9/25/2025

Em discurso na ONU, Javier Milei elogia Trump e denuncia violência da esquerda


O presidente da Argentina, Javier Milei, apresentou nesta terça-feira (24) uma extensa agenda internacional em Nova York, iniciando sua participação na Assembleia Geral da Organização das Nações Unidas (ONU). Em seu discurso, Milei reafirmou a nova orientação da política externa argentina, centrada na defesa da liberdade individual, cooperação internacional e respeito aos direitos naturais, e pediu a libertação de Nahuel Gallo, argentino mantido refém pelo governo de Nicolás Maduro na Venezuela.

“Em esta mesma assembleia apresentamos uma nova orientação em política exterior para a Argentina.
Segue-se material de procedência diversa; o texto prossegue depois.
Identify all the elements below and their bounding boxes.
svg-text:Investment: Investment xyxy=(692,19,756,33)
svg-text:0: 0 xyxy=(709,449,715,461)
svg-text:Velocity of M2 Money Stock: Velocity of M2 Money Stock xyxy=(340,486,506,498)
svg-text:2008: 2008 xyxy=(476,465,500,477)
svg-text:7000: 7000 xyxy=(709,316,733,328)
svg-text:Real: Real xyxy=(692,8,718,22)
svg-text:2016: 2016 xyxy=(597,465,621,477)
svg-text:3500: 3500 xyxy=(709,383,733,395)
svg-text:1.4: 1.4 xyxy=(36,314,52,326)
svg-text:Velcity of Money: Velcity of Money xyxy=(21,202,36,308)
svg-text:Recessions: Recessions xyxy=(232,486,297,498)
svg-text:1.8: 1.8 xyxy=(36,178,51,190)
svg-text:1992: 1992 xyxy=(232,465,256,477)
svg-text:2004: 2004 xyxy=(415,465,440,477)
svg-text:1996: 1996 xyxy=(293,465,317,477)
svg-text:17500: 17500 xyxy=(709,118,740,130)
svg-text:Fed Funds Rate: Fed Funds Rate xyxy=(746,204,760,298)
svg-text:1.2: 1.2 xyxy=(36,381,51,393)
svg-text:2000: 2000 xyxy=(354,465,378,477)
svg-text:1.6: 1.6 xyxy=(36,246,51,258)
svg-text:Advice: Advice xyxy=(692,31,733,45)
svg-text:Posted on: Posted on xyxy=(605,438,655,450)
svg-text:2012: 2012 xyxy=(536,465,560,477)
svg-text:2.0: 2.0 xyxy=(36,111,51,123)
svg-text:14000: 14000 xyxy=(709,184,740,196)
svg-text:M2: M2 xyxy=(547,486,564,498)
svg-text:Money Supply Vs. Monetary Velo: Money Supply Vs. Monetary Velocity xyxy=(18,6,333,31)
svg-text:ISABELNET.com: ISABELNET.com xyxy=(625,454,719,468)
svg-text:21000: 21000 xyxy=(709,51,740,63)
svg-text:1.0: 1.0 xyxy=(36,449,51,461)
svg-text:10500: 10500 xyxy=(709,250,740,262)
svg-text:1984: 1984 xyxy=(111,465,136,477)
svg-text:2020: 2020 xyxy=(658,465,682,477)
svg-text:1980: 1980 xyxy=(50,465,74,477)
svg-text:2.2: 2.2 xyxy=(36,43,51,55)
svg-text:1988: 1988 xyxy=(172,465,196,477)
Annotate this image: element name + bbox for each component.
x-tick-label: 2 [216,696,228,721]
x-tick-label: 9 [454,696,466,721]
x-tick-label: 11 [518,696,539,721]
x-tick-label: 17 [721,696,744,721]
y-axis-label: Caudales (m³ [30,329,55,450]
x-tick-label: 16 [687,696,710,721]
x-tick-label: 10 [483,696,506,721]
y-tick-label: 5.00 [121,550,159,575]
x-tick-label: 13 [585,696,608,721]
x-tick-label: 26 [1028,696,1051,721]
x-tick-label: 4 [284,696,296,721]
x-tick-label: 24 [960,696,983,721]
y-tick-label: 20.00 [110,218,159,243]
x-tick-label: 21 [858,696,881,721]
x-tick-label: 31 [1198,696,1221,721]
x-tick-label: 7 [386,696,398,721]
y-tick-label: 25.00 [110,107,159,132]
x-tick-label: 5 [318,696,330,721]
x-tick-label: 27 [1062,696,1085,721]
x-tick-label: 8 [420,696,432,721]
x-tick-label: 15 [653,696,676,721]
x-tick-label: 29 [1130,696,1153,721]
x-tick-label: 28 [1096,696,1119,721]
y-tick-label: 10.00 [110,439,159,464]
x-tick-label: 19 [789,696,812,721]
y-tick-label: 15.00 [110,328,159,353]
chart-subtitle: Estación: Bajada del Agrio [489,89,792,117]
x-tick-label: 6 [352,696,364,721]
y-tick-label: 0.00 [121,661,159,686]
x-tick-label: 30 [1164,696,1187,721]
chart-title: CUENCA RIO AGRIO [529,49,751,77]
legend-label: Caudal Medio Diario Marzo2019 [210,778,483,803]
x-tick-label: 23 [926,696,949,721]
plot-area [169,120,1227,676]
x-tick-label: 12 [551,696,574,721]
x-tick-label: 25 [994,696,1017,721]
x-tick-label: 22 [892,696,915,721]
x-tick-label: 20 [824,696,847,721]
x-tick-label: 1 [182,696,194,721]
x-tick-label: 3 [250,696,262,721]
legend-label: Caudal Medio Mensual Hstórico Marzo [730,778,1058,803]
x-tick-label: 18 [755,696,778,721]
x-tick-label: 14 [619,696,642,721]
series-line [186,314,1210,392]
Sostivemos que era imperativo um retorno às ideias de liberdade, aos princípios importantes que sustentam a dignidade da vida, a liberdade e a propriedade de todos os indivíduos sob a lei”, afirmou Milei diante da ONU.

O mandatário argentino criticou o que chamou de “modelo de governo supranacional de burocratas internacionais”, que segundo ele, substituiu o propósito original da ONU. “Assim é como passamos de uma organização que pretendia mediar a paz entre pares a uma organização que pretende decidir não apenas o que cada nação deve fazer, mas também cada indivíduo no planeta”, declarou Milei.

Ao comentar a política dos Estados Unidos, Milei reforçou sua aliança com o presidente Donald Trump. “O presidente Trump também entende que é o momento de reverter uma dinâmica que estava levando os Estados Unidos a uma catástrofe, e sabemos que uma catástrofe nos EUA é uma catástrofe global”, disse o presidente argentino. Ele elogiou ainda a política migratória e as medidas de reestruturação do comércio internacional adotadas por Trump, defendendo sua própria agenda de decisões difíceis, mas, segundo ele, necessárias para o futuro da Argentina.

Milei destacou a defesa das liberdades individuais, comerciais e direitos naturais. “Como sustentamos no ano passado, não acompanharemos nunca o cerceamento de liberdades individuais, comerciais, nem a violação dos direitos naturais dos cidadãos dos estados-membro. E durante o último ano e meio votamos em consequência”, afirmou.

O presidente argentino também denunciou o aumento do gasto público e o crescimento do poder estatal às custas das liberdades individuais. “A maior manifestação disso é aqueles países que mostram uma orgia de aumento de gasto público, já que o Estado não cria riqueza, mas a destrói”, afirmou.

Em relação a temas sensíveis, Milei apresentou quatro postulados importantes para a Argentina:

  1. Soberania das Ilhas Malvinas – Milei reiterou o “reclamo legítimo e irrenunciável sobre a soberania das Ilhas Malvinas, Geórgia do Sul, Ilhas Sandwich do Sul e espaços marítimos circundantes ocupados ilegalmente”, e convidou o Reino Unido a retomar negociações bilaterais.
  2. Condenação à violência fundamentalista – Milei recordou os atentados contra a embaixada de Israel e a AMIA e pediu fortalecimento da cooperação internacional para punir os responsáveis.
  3. Violência política de esquerda – O presidente denunciou a escalada da violência política global atribuída a setores de esquerda. “É inadmissível recorrer à força onde as razões falham”, declarou.
  4. Libertação de Nahuel Gallo – Milei classificou o caso do argentino sequestrado na Venezuela como “desaparecimento forçado” e exigiu sua imediata libertação. “Fazemos um chamado à comunidade internacional para acompanhar este reclamo legítimo em defesa do direito internacional e da dignidade humana”, finalizou.